Surgical "blitzes" for cataracts solve short-term backlogs but do nothing to fix systemic problems in Indigenous eye care, according to ophthalmologists writing in the Medical Journal of Australia.

Professor Hugh Taylor, chair of Indigenous Eye Health at the University of Melbourne, and his coauthors wrote that cataract surgical blitzes first occurred in Australia in the 1970s during the National Trachoma and Eye Health Program championed by Fred Hollows.

"Everyone felt a very good job was being done, but nothing really changed", Professor Taylor and his coauthors wrote.

"More recently, regular surgical blitzes, rebranded as 'surgical intensives', were started in Alice Springs and elsewhere in the NT; but these were also short-term fixes."

Blitzes are often used to redress shortfalls in service provision, and in developing countries are generally combined with building local capacity, Taylor and colleagues wrote.

However, in Australia, with no resource constraints, there is also no "concurrent development of sustainable local services".

Aboriginal and Torres Strait Islander people have a sixfold greater rate of blindness than non- Indigenous Australians.

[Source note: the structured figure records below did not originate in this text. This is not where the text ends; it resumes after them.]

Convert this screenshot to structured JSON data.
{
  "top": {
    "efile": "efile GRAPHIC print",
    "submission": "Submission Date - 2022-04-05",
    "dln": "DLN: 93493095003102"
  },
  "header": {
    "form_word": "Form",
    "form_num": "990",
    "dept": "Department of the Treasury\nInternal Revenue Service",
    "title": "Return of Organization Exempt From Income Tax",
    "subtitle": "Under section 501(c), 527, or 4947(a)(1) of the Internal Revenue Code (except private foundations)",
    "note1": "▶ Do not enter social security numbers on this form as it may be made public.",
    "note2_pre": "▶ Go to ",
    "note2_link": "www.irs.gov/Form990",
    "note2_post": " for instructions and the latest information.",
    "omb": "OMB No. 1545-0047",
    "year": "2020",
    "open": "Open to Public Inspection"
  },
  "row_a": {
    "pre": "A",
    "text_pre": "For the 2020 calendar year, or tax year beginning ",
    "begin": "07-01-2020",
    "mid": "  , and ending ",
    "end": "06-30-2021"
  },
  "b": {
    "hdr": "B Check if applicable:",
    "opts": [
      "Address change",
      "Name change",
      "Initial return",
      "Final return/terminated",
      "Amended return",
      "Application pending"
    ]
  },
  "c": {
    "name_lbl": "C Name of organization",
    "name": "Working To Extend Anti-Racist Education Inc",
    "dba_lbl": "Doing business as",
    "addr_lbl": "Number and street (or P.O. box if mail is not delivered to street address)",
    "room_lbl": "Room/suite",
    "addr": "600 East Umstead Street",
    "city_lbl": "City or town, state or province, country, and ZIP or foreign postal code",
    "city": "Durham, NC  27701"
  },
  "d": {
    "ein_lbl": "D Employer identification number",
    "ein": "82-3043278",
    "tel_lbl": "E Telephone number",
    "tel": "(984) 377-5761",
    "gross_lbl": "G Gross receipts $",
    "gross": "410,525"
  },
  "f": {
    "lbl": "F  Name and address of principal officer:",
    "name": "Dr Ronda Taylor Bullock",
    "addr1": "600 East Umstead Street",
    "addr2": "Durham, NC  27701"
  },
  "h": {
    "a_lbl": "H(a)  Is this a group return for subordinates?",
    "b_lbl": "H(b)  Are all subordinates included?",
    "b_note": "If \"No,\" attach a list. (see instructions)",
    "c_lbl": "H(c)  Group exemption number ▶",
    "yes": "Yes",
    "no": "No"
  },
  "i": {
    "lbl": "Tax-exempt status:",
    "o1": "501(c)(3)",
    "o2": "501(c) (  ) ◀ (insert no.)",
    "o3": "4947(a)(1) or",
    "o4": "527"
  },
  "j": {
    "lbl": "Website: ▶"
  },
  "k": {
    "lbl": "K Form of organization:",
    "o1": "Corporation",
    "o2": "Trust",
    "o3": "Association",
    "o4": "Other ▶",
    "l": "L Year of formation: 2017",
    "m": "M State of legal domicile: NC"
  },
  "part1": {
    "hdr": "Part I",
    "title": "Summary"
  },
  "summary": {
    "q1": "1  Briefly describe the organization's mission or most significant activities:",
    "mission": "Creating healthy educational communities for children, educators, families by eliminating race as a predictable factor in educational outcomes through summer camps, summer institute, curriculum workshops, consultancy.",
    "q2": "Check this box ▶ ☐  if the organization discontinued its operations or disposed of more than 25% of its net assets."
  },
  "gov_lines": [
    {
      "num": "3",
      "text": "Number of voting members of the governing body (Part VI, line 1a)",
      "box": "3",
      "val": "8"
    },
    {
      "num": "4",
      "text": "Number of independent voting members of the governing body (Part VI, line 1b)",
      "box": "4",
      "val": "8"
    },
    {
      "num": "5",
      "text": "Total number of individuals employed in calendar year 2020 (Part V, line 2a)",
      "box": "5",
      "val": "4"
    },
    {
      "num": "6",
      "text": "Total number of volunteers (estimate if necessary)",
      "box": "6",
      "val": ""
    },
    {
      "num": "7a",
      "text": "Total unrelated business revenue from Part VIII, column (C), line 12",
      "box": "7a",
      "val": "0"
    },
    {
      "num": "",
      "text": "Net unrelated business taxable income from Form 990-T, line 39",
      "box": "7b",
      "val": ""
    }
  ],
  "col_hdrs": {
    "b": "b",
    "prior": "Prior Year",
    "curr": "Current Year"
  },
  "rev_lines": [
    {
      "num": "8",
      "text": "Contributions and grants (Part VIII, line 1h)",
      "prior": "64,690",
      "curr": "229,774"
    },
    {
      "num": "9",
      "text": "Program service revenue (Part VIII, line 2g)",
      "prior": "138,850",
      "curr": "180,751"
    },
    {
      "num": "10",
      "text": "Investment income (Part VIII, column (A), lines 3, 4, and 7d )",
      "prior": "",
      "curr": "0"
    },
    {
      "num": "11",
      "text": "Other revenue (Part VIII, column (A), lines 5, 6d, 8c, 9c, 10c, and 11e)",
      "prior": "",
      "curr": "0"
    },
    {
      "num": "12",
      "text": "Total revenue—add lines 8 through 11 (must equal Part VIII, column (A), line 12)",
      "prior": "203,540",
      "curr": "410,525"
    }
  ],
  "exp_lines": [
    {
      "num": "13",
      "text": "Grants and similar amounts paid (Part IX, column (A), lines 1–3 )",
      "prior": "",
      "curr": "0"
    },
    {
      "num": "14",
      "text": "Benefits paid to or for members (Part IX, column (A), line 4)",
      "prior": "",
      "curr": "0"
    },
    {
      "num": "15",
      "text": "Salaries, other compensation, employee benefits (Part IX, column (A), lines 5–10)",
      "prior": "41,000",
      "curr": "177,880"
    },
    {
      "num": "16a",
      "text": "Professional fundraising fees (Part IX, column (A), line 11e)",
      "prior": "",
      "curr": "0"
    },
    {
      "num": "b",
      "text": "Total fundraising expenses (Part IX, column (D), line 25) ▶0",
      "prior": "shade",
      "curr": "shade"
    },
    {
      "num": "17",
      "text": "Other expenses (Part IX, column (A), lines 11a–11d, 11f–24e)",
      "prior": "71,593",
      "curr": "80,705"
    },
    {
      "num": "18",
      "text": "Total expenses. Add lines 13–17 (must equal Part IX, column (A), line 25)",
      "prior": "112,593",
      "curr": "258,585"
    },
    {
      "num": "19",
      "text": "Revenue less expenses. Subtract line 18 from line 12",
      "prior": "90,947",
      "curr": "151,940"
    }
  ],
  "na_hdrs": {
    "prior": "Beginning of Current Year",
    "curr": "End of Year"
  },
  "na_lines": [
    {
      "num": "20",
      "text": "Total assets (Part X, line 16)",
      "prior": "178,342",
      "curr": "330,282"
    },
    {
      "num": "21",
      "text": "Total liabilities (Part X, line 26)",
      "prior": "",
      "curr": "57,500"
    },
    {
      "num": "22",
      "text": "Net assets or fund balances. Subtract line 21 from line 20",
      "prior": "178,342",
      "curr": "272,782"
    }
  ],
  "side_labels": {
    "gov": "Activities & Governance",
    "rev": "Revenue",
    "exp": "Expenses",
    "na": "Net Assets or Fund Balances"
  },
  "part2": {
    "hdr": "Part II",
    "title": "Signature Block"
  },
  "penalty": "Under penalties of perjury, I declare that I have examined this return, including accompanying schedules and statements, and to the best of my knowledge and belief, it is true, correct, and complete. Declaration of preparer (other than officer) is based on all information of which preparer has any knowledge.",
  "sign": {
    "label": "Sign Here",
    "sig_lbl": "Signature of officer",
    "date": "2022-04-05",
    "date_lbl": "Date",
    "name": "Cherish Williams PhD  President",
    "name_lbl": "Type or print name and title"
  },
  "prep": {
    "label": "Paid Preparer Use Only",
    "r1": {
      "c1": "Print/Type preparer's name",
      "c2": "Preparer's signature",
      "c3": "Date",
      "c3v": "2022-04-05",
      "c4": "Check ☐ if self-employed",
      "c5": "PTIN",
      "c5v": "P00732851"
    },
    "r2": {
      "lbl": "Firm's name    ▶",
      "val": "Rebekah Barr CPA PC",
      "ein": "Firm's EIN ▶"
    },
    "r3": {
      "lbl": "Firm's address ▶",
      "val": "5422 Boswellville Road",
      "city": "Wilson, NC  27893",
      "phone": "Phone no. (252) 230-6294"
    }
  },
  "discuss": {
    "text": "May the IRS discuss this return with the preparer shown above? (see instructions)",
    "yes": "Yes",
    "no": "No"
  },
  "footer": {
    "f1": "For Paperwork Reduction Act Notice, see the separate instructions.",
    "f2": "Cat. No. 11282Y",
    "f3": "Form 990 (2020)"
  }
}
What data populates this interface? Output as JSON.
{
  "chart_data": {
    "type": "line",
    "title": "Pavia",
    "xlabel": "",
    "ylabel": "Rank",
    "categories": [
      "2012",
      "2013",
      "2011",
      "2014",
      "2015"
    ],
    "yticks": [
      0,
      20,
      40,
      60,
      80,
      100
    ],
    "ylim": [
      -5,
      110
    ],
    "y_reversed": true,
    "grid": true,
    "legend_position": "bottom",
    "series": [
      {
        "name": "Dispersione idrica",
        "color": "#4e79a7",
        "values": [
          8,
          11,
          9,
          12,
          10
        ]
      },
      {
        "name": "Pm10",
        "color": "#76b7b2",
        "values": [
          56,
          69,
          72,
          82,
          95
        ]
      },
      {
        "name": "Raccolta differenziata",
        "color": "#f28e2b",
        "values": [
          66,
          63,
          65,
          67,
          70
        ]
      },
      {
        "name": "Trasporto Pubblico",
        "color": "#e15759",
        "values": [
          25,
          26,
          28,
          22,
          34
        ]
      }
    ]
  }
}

They have 12 times higher rates of cataract blindness, but receive seven times less cataract surgery. Those who manage to get on a waiting list for surgery wait almost twice as long as non-Indigenous Australians.

"Blitzes seem to provide a quick and rewarding solution", the authors wrote. "Blitzes usually receive government and private funding, so the investors feel good that something is being done and they obtain positive publicity. "But the patients who turn up the next week do not feel so good. They do not know how long they will have to stay blind while awaiting another blitz.

"Australia in 2015 has a sophisticated health system with the capacity to provide the services required. We cannot afford repeated short-term and unsustainable surgical blitzes.

"Australia should be leading the way in showing how to deliver eye care, rather than consistently showing how not to."